[Docs] support of different metrics for binary fingerprints or descriptors
Some metrics only work on binary fingerprints, such as Tanimoto. But some metrics can work for both cases and some metrics work for only for non-binary matrix, such as molecular descriptors. Can you give a list or table to summary this information? We will need this to refactor the metrics module. Thank you.
@Khaleeh
With @Khaleeh we agreed that when non-binary data was given to a binary descriptor, we would apply it "blindly" using the way Python folds numerical data into logical data, namely False = 0 and True = [anything except zero] => 1. The idea is that the binary fingerprint of non-binary data is "this property is "true" unless it is zero." That seems sensible in many cases. E.g., a descriptor n_feature which counts then number of time feature occurs is False if that feature never occurs, and is True if it occurs one or more times.
euc_bit is binary.
Tanimoto is non-binary (I think this also works with binary but it should be confirmed).
bit_tanimoto is binary.
modified_tanimoto is binary (the non-bit to bit converter can be added).
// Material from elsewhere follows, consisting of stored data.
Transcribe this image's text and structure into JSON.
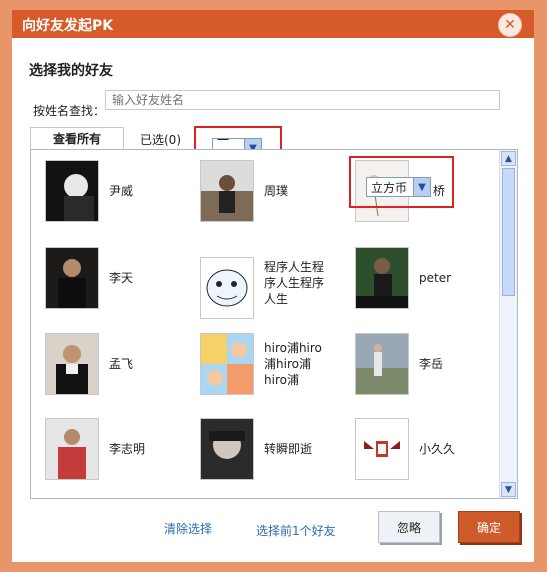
{
  "dialog": {
    "title": "向好友发起PK",
    "close_symbol": "✕",
    "heading": "选择我的好友",
    "search_label": "按姓名查找：",
    "search_placeholder": "输入好友姓名"
  },
  "tabs": {
    "all": "查看所有",
    "selected": "已选(0)"
  },
  "filters": {
    "duration_value": "一天",
    "currency_value": "立方币"
  },
  "friends": [
    {
      "name": "尹威"
    },
    {
      "name": "周璞"
    },
    {
      "name": "桥"
    },
    {
      "name": "李天"
    },
    {
      "name": "程序人生程序人生程序人生"
    },
    {
      "name": "peter"
    },
    {
      "name": "孟飞"
    },
    {
      "name": "hiro浦hiro浦hiro浦hiro浦"
    },
    {
      "name": "李岳"
    },
    {
      "name": "李志明"
    },
    {
      "name": "转瞬即逝"
    },
    {
      "name": "小久久"
    }
  ],
  "footer": {
    "clear": "清除选择",
    "select_first": "选择前1个好友",
    "ignore": "忽略",
    "confirm": "确定"
  },
  "colors": {
    "frame": "#e8956a",
    "titlebar": "#d65a2a",
    "link": "#2a6cae",
    "highlight": "#d22222"
  }
}
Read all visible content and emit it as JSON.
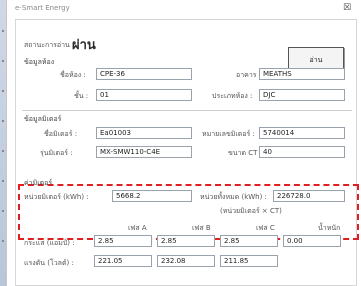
{
  "window": {
    "title": "e-Smart Energy",
    "close_label": "☒"
  },
  "status": {
    "label": "สถานะการอ่าน",
    "value": "ผ่าน",
    "button": "อ่าน"
  },
  "room": {
    "section": "ข้อมูลห้อง",
    "name_label": "ชื่อห้อง :",
    "name": "CPE-36",
    "building_label": "อาคาร :",
    "building": "MEATHS",
    "floor_label": "ชั้น :",
    "floor": "01",
    "type_label": "ประเภทห้อง :",
    "type": "DJC"
  },
  "meter": {
    "section": "ข้อมูลมิเตอร์",
    "name_label": "ชื่อมิเตอร์ :",
    "name": "Ea01003",
    "serial_label": "หมายเลขมิเตอร์ :",
    "serial": "5740014",
    "model_label": "รุ่นมิเตอร์ :",
    "model": "MX-SMW110-C4E",
    "ct_label": "ขนาด CT :",
    "ct": "40"
  },
  "reading": {
    "section": "ค่ามิเตอร์",
    "unit_label": "หน่วยมิเตอร์ (kWh) :",
    "unit": "5668.2",
    "total_label": "หน่วยทั้งหมด (kWh) :",
    "total": "226728.0",
    "note": "(หน่วยมิเตอร์ × CT)"
  },
  "phases": {
    "headers": [
      "เฟส A",
      "เฟส B",
      "เฟส C",
      "น้ำหนัก"
    ],
    "current_label": "กระแส (แอมป์) :",
    "current": [
      "2.85",
      "2.85",
      "2.85",
      "0.00"
    ],
    "voltage_label": "แรงดัน (โวลต์) :",
    "voltage": [
      "221.05",
      "232.08",
      "211.85"
    ]
  }
}
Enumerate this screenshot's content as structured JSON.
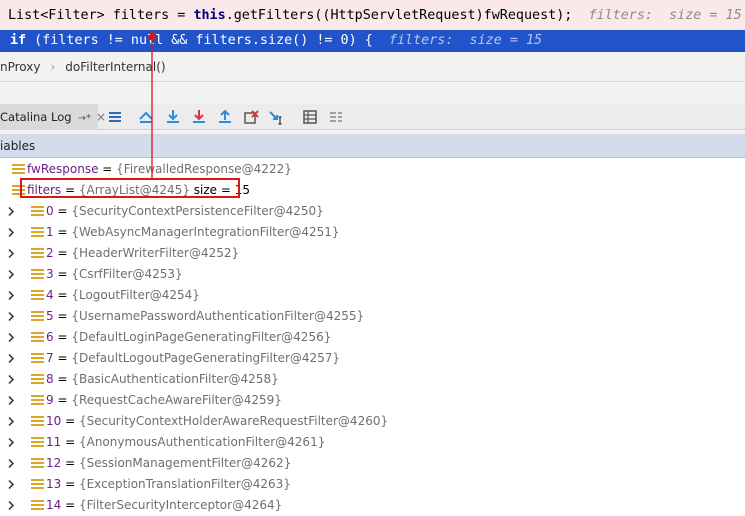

entropy is best for binary but has a converter as @PaulWAyers mentioned. (looking at this again it might be good to add if (max(map(max, x))) > 1: in the beginning, so that it only runs when it's a non-binary matrix).
nearrest_average_tanimoto and explicit_diversity_index are binary (untested method).
logdet is non-binary.
shannon_entropy is binary.
wdud is non-binary (not done? not tested).
total_diversity_volume is binary.
entropy and logdet seem to be the best.
Document the True and False elements with more details.
Add more docstrings for this to make it clean to the users. This is related to #121.
I think it's clear with respect to https://github.com/theochem/Selector/issues/128.